Нам кажется, что это уже не буряты, а якуты. Они словно бы пониже, покоренастей, да и лица совсем другие. Многие посматривают на нас с любопытством, но не подходят. Что ж, по крайней мере, они не ведут себя агрессивно, а это уже много значит…
Юрка сразу же начинает хрумкать какими-то чипсами, мы разворачиваем шоколад, берем баллон с газировкой и потихоньку, жуя на ходу и запивая липкое лакомство, идем обратно. Фольга обертки восхитительно шелестит, шоколад тает в грязных руках, мне очень хочется их облизать, и я их украдкой облизываю…
Мы идем обратно по дороге, растянувшись цепочкой, по очереди пьем газировку, разумно рассудив, что проще её выпить, чем нести, к тому же мы купили её на свои деньги, а не на общие. Идти обратно сложнее, — сумки с каждым шагом становятся все тяжелей.
Напротив кладбища Алексей вдруг останавливается и говорит, что он сбил ноги. Он хромает и отстает, я пытаюсь забрать у него часть вещей, но он вцепляется в них клещом и не отдает почти ничего, разве что пачку макарон… Солнце садится, сумки оттягивают руки и плечи, а мы медленно пробираемся вперед, осознавая, что до лагеря бесконечно далеко… Алексей все время спотыкается.
Когда совсем темнеет, я не выдерживаю и сажусь прямо на обочину.
— На, одевай! — я быстро расшнуровываю кроссовки, и скидываю их. — Давай сюда сапоги…
Алексей до того уже измотан, что не спорит, надевает кроссовки, отдает мне сапоги. Сапоги тяжелые и идти в них нелегко. Через километр начинаю отставать я.
В темноте мы включаем фонарик — он у нас один на всех, и кто-то обязательно идет в темноте. Это маленький китайский металлический фонарик — его тусклое пятно совсем ничего не освещает. Мы спотыкаемся, то и дело падаем. Сапоги кажутся мне с каждым шагом тяжелее…
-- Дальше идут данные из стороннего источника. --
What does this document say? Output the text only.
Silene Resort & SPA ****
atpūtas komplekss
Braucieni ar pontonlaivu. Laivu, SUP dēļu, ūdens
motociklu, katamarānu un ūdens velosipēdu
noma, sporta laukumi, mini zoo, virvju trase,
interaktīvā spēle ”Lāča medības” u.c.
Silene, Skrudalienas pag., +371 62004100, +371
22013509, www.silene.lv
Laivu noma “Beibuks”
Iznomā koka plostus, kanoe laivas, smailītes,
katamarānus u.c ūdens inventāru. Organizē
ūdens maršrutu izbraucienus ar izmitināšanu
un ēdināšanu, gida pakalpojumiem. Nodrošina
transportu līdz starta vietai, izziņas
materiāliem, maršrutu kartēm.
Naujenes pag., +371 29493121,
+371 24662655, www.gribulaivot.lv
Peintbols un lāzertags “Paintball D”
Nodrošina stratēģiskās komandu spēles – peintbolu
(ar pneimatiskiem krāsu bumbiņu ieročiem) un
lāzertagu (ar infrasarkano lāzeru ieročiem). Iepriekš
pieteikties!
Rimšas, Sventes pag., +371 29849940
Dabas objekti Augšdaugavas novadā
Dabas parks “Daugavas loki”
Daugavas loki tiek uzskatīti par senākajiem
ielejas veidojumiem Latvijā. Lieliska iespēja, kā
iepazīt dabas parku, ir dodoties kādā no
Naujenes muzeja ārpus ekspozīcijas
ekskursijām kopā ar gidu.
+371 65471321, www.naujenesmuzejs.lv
Нас обступает черная стена леса, он угрожающе шумит, и нам становится жутковато — кругом, на многие сотни километров вокруг нет никакого жилья, кроме Куморы. Я не выдерживаю первая — мне можно, я женщина.
— Дай топорик! — прошу я Алексея, и тот на ощупь достает топор.
Я беру топорик и начинаю тихонько стучать по нему, чтобы… Да если бы я знала, зачем я это делаю! Просто это почему-то вселяет в меня уверенность, что зверь на дороге, будь то волк или медведи, услышит нас и отойдет в сторону. Мы идем в кромешную тьму, взбираемся все выше и выше и выше… Я уже не понимаю, где мы, что с нами — руки занемели, ноги — тоже. Я все время цепляюсь за камни и за корни носками сапог. Как Алексей так долго в них шел? Внезапно в лицо мне бьет свет фонарика, я жмурюсь от яркого света и сразу не могу понять, кто это?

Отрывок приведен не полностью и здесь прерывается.